Rating: 4/5
449 pages
Piatkus; 2014
1963. The year the Beatles first top the charts. The year Martin Luther King has a dream. The year Truman Bird moves his family from their home in Brighton to a dilapidated caravan in the Ashdown Forest – then disappears.
Truman’s a charmer, a chancer, a liar. He’s always got away with it, too. But now he’s gone a dangerous step too far and only has one day to put things right – before he loses everything.
For Truman’s wife, Christie, life has not turned out the way she’d imagined. How has she, that young girl of not that many years ago, ended up like this? In a caravan. With three children. And an absent husband.
We came across this in a bookstore clearing bin. The title and the cover’s sheer nostaligic vibe caught our attention and we snatched it up.
Mark Haysom sets you up to be invested in the novel’s five main characters: Truman Bird, his wife Christie, their son Baxter, Soldier, a homeless person who lives in the woods, and Strachan, who was hired to get back the money Truman owes Mr. Smith.

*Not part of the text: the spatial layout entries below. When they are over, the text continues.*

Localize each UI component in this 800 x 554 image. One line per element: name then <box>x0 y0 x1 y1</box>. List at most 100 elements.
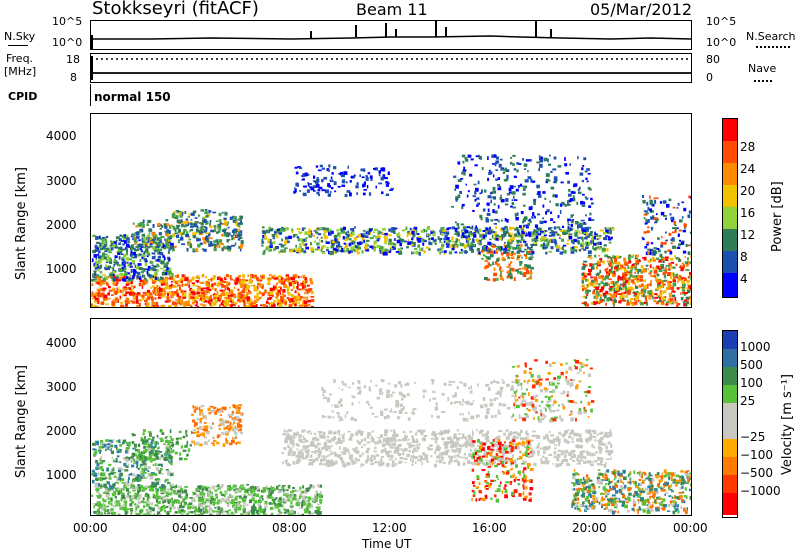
power-echo-cell <box>365 175 368 177</box>
power-ytick-1000: 1000 <box>46 262 77 276</box>
velocity-echo-cell <box>138 488 141 492</box>
power-echo-cell <box>316 177 319 179</box>
power-cbar-tick-16: 16 <box>740 206 756 220</box>
power-echo-cell <box>479 157 481 160</box>
power-echo-cell <box>645 218 648 223</box>
power-echo-cell <box>521 230 525 233</box>
power-echo-cell <box>621 299 624 302</box>
power-echo-cell <box>364 245 368 250</box>
power-echo-cell <box>112 275 116 278</box>
power-echo-cell <box>121 253 124 255</box>
power-echo-cell <box>92 275 96 278</box>
power-echo-cell <box>151 247 155 250</box>
power-echo-cell <box>219 277 223 282</box>
power-echo-cell <box>497 177 500 180</box>
power-echo-cell <box>681 240 685 243</box>
power-echo-cell <box>299 295 303 299</box>
power-echo-cell <box>682 301 686 303</box>
power-echo-cell <box>313 190 316 192</box>
power-echo-cell <box>556 234 560 236</box>
nsky-label: N.Sky <box>4 30 36 43</box>
power-echo-cell <box>625 287 629 292</box>
velocity-echo-cell <box>162 499 166 503</box>
power-echo-cell <box>210 243 215 246</box>
velocity-echo-cell <box>145 467 148 471</box>
power-echo-cell <box>286 286 290 291</box>
power-echo-cell <box>331 240 335 244</box>
power-echo-cell <box>108 292 110 296</box>
power-echo-cell <box>556 226 561 229</box>
power-echo-cell <box>509 253 512 256</box>
velocity-echo-cell <box>108 484 111 487</box>
velocity-echo-cell <box>162 495 164 500</box>
power-echo-cell <box>170 224 173 227</box>
power-echo-cell <box>531 238 534 242</box>
power-echo-cell <box>481 233 484 236</box>
power-echo-cell <box>544 246 548 249</box>
power-echo-cell <box>400 238 405 243</box>
power-echo-cell <box>293 233 296 237</box>
power-echo-cell <box>188 293 193 297</box>
power-echo-cell <box>598 255 600 257</box>
power-echo-cell <box>143 250 146 253</box>
power-echo-cell <box>635 286 638 289</box>
power-echo-cell <box>218 212 222 217</box>
power-echo-cell <box>308 234 312 238</box>
power-echo-cell <box>391 227 395 231</box>
power-echo-cell <box>459 191 462 194</box>
power-echo-cell <box>232 299 235 303</box>
velocity-echo-cell <box>277 500 280 502</box>
power-echo-cell <box>595 290 599 295</box>
power-echo-cell <box>242 288 246 292</box>
power-echo-cell <box>567 226 570 230</box>
power-echo-cell <box>250 284 253 287</box>
power-echo-cell <box>186 231 189 235</box>
power-echo-cell <box>473 183 477 186</box>
velocity-echo-cell <box>101 483 105 486</box>
power-echo-cell <box>331 244 334 248</box>
power-echo-cell <box>536 239 539 242</box>
power-echo-cell <box>235 277 240 282</box>
power-echo-cell <box>634 300 638 305</box>
power-echo-cell <box>659 201 663 204</box>
power-echo-cell <box>675 263 678 266</box>
power-echo-cell <box>516 257 520 261</box>
power-echo-cell <box>160 260 165 265</box>
power-echo-cell <box>518 185 520 189</box>
power-echo-cell <box>298 167 303 170</box>
velocity-echo-cell <box>272 496 275 499</box>
power-echo-cell <box>356 241 361 245</box>
power-echo-cell <box>276 292 279 297</box>
power-echo-cell <box>470 244 475 247</box>
power-echo-cell <box>310 247 314 251</box>
power-echo-cell <box>277 286 282 288</box>
velocity-echo-cell <box>281 485 286 487</box>
power-echo-cell <box>508 239 512 242</box>
power-echo-cell <box>426 233 429 237</box>
velocity-echo-cell <box>142 501 147 504</box>
power-echo-cell <box>147 252 151 256</box>
power-echo-cell <box>656 257 659 261</box>
power-echo-cell <box>530 269 532 273</box>
power-echo-cell <box>153 272 157 277</box>
power-echo-cell <box>670 242 673 245</box>
power-echo-cell <box>96 288 100 292</box>
power-echo-cell <box>675 273 678 277</box>
velocity-heatmap <box>91 359 691 515</box>
velocity-echo-cell <box>131 464 135 468</box>
power-echo-cell <box>205 222 208 225</box>
velocity-echo-cell <box>181 513 185 515</box>
power-echo-cell <box>278 279 282 284</box>
velocity-echo-cell <box>314 499 318 502</box>
power-echo-cell <box>667 299 669 303</box>
freq-trace <box>91 56 691 80</box>
power-echo-cell <box>603 298 605 302</box>
power-echo-cell <box>562 231 566 235</box>
velocity-echo-cell <box>194 510 197 513</box>
power-echo-cell <box>583 287 587 291</box>
power-echo-cell <box>662 259 665 263</box>
velocity-echo-cell <box>303 508 307 511</box>
power-echo-cell <box>130 300 133 302</box>
power-echo-cell <box>94 266 99 270</box>
power-echo-cell <box>146 242 149 246</box>
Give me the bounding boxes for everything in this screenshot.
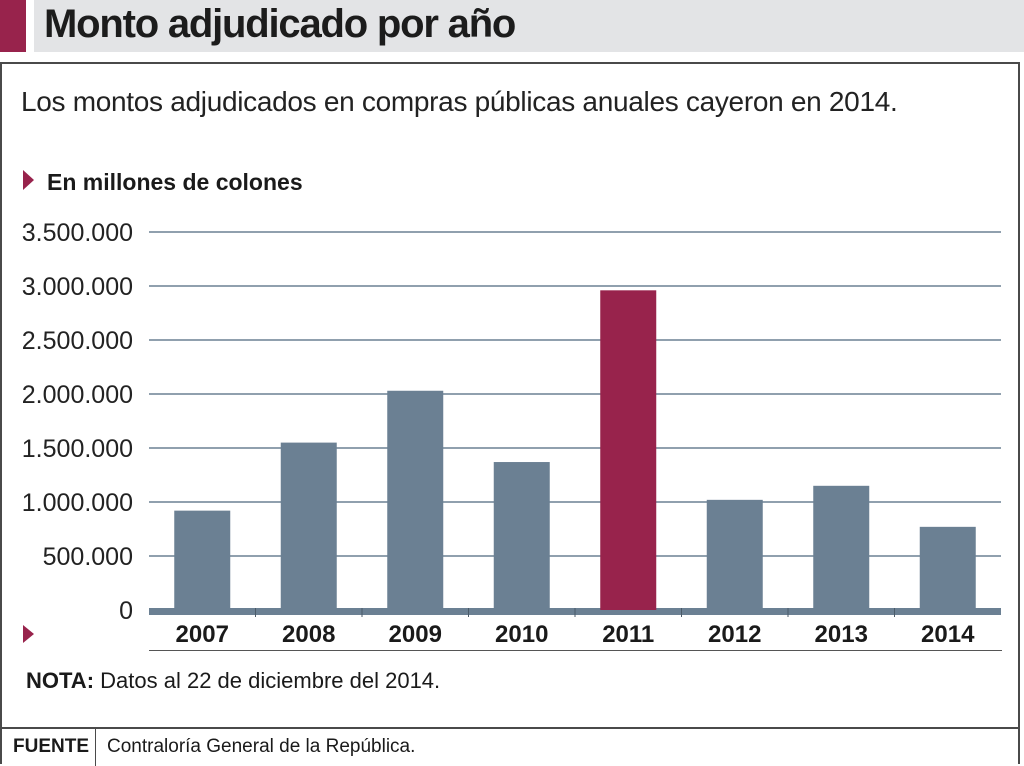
x-tick-label: 2011 [602, 621, 654, 648]
chart-subtitle: Los montos adjudicados en compras públic… [21, 86, 898, 117]
x-axis-triangle-icon [23, 625, 34, 643]
chart-frame [0, 62, 1020, 764]
note-text: Datos al 22 de diciembre del 2014. [100, 668, 441, 693]
y-tick-label: 1.500.000 [22, 435, 133, 463]
x-tick-label: 2013 [815, 621, 868, 648]
x-tick-label: 2008 [282, 621, 335, 648]
note: NOTA: Datos al 22 de diciembre del 2014. [26, 668, 440, 694]
bar [280, 442, 337, 610]
source-label: FUENTE [13, 736, 89, 757]
y-tick-label: 3.500.000 [22, 219, 133, 247]
bar [813, 485, 870, 610]
header-bar [0, 0, 1024, 52]
x-tick-label: 2007 [176, 621, 229, 648]
bar [387, 390, 444, 610]
y-tick-label: 1.000.000 [22, 489, 133, 517]
note-divider [149, 650, 1002, 651]
unit-label: En millones de colones [47, 169, 303, 195]
y-tick-label: 2.000.000 [22, 381, 133, 409]
x-tick-label: 2009 [389, 621, 442, 648]
x-tick-label: 2010 [495, 621, 548, 648]
footer-divider [0, 727, 1020, 729]
bar [919, 526, 976, 610]
bar [600, 290, 657, 610]
unit-triangle-icon [23, 170, 34, 190]
source-text: Contraloría General de la República. [107, 736, 416, 757]
y-tick-label: 3.000.000 [22, 273, 133, 301]
x-tick-label: 2014 [921, 621, 975, 648]
y-tick-label: 0 [119, 597, 133, 625]
page-title: Monto adjudicado por año [44, 2, 516, 46]
note-label: NOTA: [26, 668, 95, 693]
bar [174, 510, 231, 610]
header-accent-gap [26, 0, 34, 52]
header-accent-block [0, 0, 26, 52]
x-tick-label: 2012 [708, 621, 761, 648]
footer-separator [95, 729, 96, 766]
bar [706, 499, 763, 610]
bar [493, 462, 550, 610]
y-tick-label: 2.500.000 [22, 327, 133, 355]
y-tick-label: 500.000 [43, 543, 133, 571]
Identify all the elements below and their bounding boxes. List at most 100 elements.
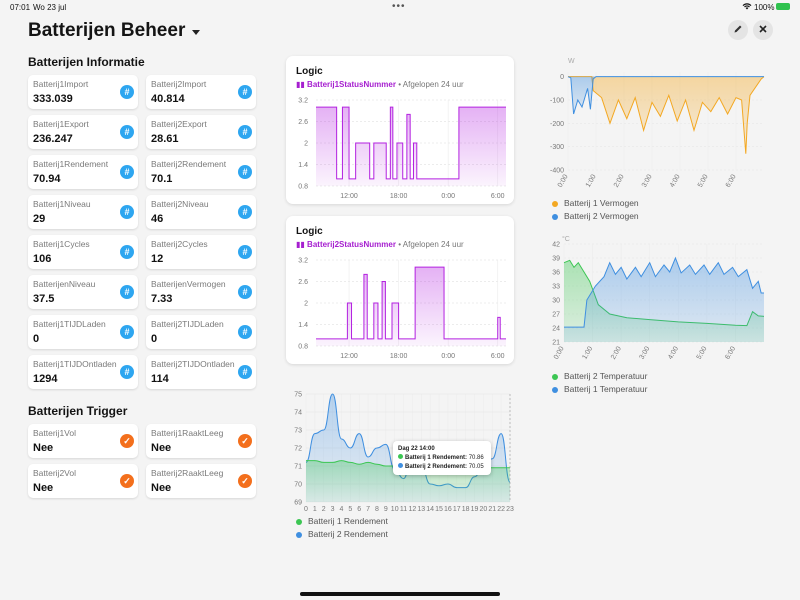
legend-temperatuur-2[interactable]: Batterij 1 Temperatuur: [552, 384, 647, 394]
multitask-dots-icon[interactable]: •••: [392, 1, 406, 12]
y-tick-label: 72: [294, 446, 302, 453]
dashboard-title-dropdown[interactable]: Batterijen Beheer: [28, 20, 201, 42]
bar-chart-icon: ▮▮: [296, 80, 305, 89]
tile-batterij2export[interactable]: Batterij2Export 28.61 #: [146, 115, 256, 149]
tile-label: Batterij2Rendement: [151, 159, 227, 169]
x-tick-label: 18:00: [390, 353, 408, 360]
legend-vermogen-1[interactable]: Batterij 1 Vermogen: [552, 198, 639, 208]
bar-chart-icon: ▮▮: [296, 240, 305, 249]
card-subtitle: ▮▮ Batterij2StatusNummer • Afgelopen 24 …: [296, 240, 464, 249]
series-area: [316, 267, 506, 346]
legend-dot: [296, 518, 302, 525]
hash-icon: #: [238, 325, 252, 339]
legend-temperatuur-1[interactable]: Batterij 2 Temperatuur: [552, 371, 647, 381]
tile-value: 29: [33, 213, 46, 225]
tile-label: Batterij2Import: [151, 79, 207, 89]
tile-label: Batterij1RaaktLeeg: [151, 428, 224, 438]
hash-icon: #: [238, 85, 252, 99]
x-tick-label: 11: [400, 506, 407, 513]
tile-label: Batterij2Niveau: [151, 199, 209, 209]
tile-batterij1tijdladen[interactable]: Batterij1TIJDLaden 0 #: [28, 315, 138, 349]
x-tick-label: 0:00: [553, 345, 566, 360]
tile-batterij1niveau[interactable]: Batterij1Niveau 29 #: [28, 195, 138, 229]
x-tick-label: 3:00: [641, 173, 654, 188]
hash-icon: #: [238, 165, 252, 179]
tile-batterij2vol[interactable]: Batterij2Vol Nee ✓: [28, 464, 138, 498]
y-tick-label: -200: [550, 121, 564, 128]
check-icon: ✓: [238, 474, 252, 488]
tile-batterijenvermogen[interactable]: BatterijenVermogen 7.33 #: [146, 275, 256, 309]
tooltip-row-2: Batterij 2 Rendement: 70.05: [398, 463, 486, 472]
hash-icon: #: [238, 125, 252, 139]
series-area: [568, 76, 764, 114]
tile-batterij2import[interactable]: Batterij2Import 40.814 #: [146, 75, 256, 109]
tile-label: Batterij1Export: [33, 119, 89, 129]
legend-dot: [552, 213, 558, 220]
tile-batterij1import[interactable]: Batterij1Import 333.039 #: [28, 75, 138, 109]
tile-value: 114: [151, 373, 169, 385]
tile-batterij2rendement[interactable]: Batterij2Rendement 70.1 #: [146, 155, 256, 189]
tile-batterij2tijdontladen[interactable]: Batterij2TIJDOntladen 114 #: [146, 355, 256, 389]
y-tick-label: 0: [560, 74, 564, 81]
legend-rendement-2[interactable]: Batterij 2 Rendement: [296, 529, 388, 539]
hash-icon: #: [238, 285, 252, 299]
tile-value: 0: [33, 333, 40, 345]
y-tick-label: 2.6: [298, 119, 308, 126]
tile-batterij2cycles[interactable]: Batterij2Cycles 12 #: [146, 235, 256, 269]
tile-value: 46: [151, 213, 164, 225]
logic-card-2[interactable]: Logic ▮▮ Batterij2StatusNummer • Afgelop…: [286, 216, 514, 364]
home-indicator[interactable]: [300, 592, 500, 596]
tile-batterij1vol[interactable]: Batterij1Vol Nee ✓: [28, 424, 138, 458]
legend-rendement-1[interactable]: Batterij 1 Rendement: [296, 516, 388, 526]
y-tick-label: 70: [294, 482, 302, 489]
tile-value: 0: [151, 333, 158, 345]
x-tick-label: 16: [444, 506, 452, 513]
hash-icon: #: [238, 245, 252, 259]
tile-batterij1raaktleeg[interactable]: Batterij1RaaktLeeg Nee ✓: [146, 424, 256, 458]
tile-batterijenniveau[interactable]: BatterijenNiveau 37.5 #: [28, 275, 138, 309]
battery-percentage: 100%: [754, 3, 775, 12]
y-tick-label: 71: [294, 464, 302, 471]
x-tick-label: 2:00: [610, 345, 623, 360]
tile-value: 28.61: [151, 133, 179, 145]
series-line: [568, 76, 765, 154]
tile-batterij2tijdladen[interactable]: Batterij2TIJDLaden 0 #: [146, 315, 256, 349]
page-title: Batterijen Beheer: [28, 20, 186, 41]
tooltip-label: Batterij 2 Rendement:: [405, 464, 468, 470]
x-tick-label: 6:00: [491, 193, 505, 200]
tile-batterij1export[interactable]: Batterij1Export 236.247 #: [28, 115, 138, 149]
check-icon: ✓: [238, 434, 252, 448]
legend-vermogen-2[interactable]: Batterij 2 Vermogen: [552, 211, 639, 221]
y-tick-label: 39: [552, 256, 560, 263]
status-time: 07:01: [10, 3, 31, 12]
tile-value: 70.94: [33, 173, 61, 185]
hash-icon: #: [120, 165, 134, 179]
x-tick-label: 3:00: [639, 345, 652, 360]
close-button[interactable]: [753, 20, 773, 40]
edit-button[interactable]: [728, 20, 748, 40]
logic-card-1[interactable]: Logic ▮▮ Batterij1StatusNummer • Afgelop…: [286, 56, 514, 204]
x-tick-label: 1:00: [581, 345, 594, 360]
hash-icon: #: [120, 245, 134, 259]
x-tick-label: 7: [366, 506, 370, 513]
entity-name[interactable]: Batterij1StatusNummer: [307, 80, 396, 89]
hash-icon: #: [120, 285, 134, 299]
x-tick-label: 0:00: [557, 173, 570, 188]
unit-label: °C: [562, 235, 570, 243]
legend-label: Batterij 1 Vermogen: [564, 198, 639, 208]
tile-batterij1rendement[interactable]: Batterij1Rendement 70.94 #: [28, 155, 138, 189]
status-bar: 07:01 Wo 23 jul ••• 100%: [0, 0, 800, 14]
tile-batterij2niveau[interactable]: Batterij2Niveau 46 #: [146, 195, 256, 229]
temperatuur-chart[interactable]: °C42 39 36 33 30 27 24 210:00 1:00 2:00 3:00 4:00 5:…: [532, 230, 772, 360]
entity-name[interactable]: Batterij2StatusNummer: [307, 240, 396, 249]
y-tick-label: 73: [294, 428, 302, 435]
hash-icon: #: [120, 325, 134, 339]
legend-label: Batterij 1 Temperatuur: [564, 384, 648, 394]
x-tick-label: 10: [391, 506, 399, 513]
logic-chart-2: 3.2 2.6 2 1.4 0.8 12:00 18:00 0:00 6:00: [298, 258, 506, 360]
tile-label: Batterij1TIJDOntladen: [33, 359, 117, 369]
tile-batterij1tijdontladen[interactable]: Batterij1TIJDOntladen 1294 #: [28, 355, 138, 389]
tile-batterij2raaktleeg[interactable]: Batterij2RaaktLeeg Nee ✓: [146, 464, 256, 498]
tile-batterij1cycles[interactable]: Batterij1Cycles 106 #: [28, 235, 138, 269]
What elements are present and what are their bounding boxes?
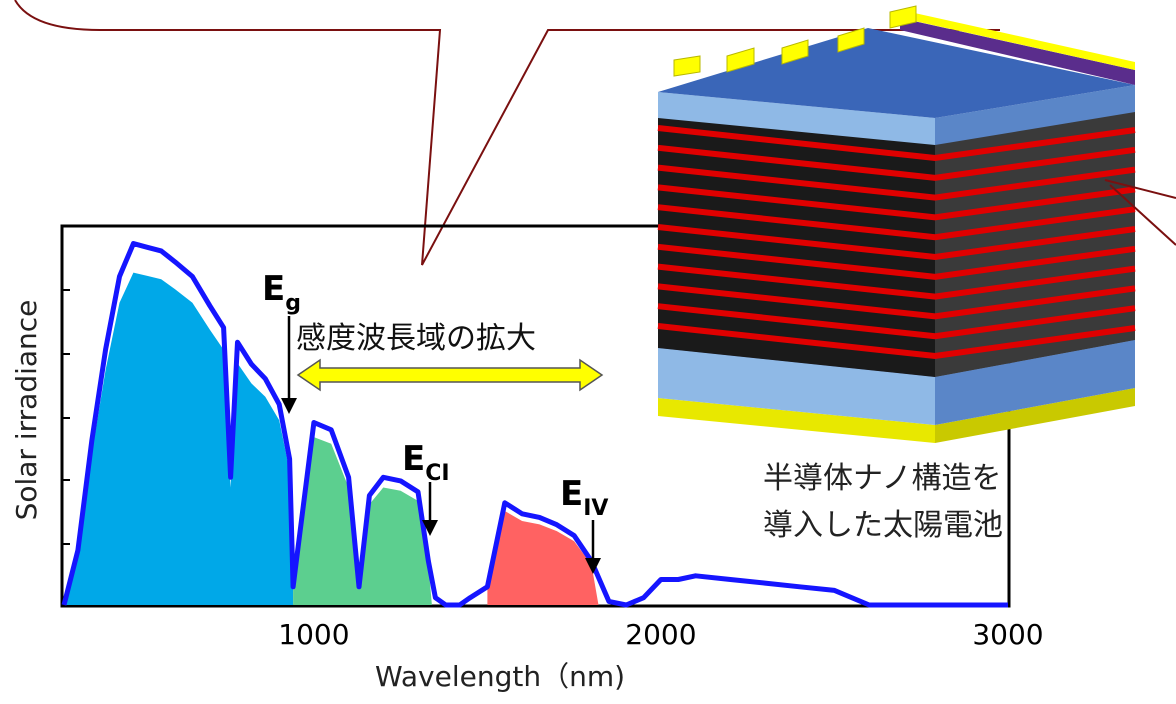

Set over the course of 24 hours, the story is a great example of a ‘day in the life’ narrative that manages to weave each character’s experiences and perspective in a complex yet sympathetic way, proving that Mark is a master at creating complex, relatable characters.
Whether you’re a child of the 60s or want to dive into an era before smartphones then Love, Love Me Do is a great read that might cause you to go through quite a few emotions – some surprising – with each turn of the page.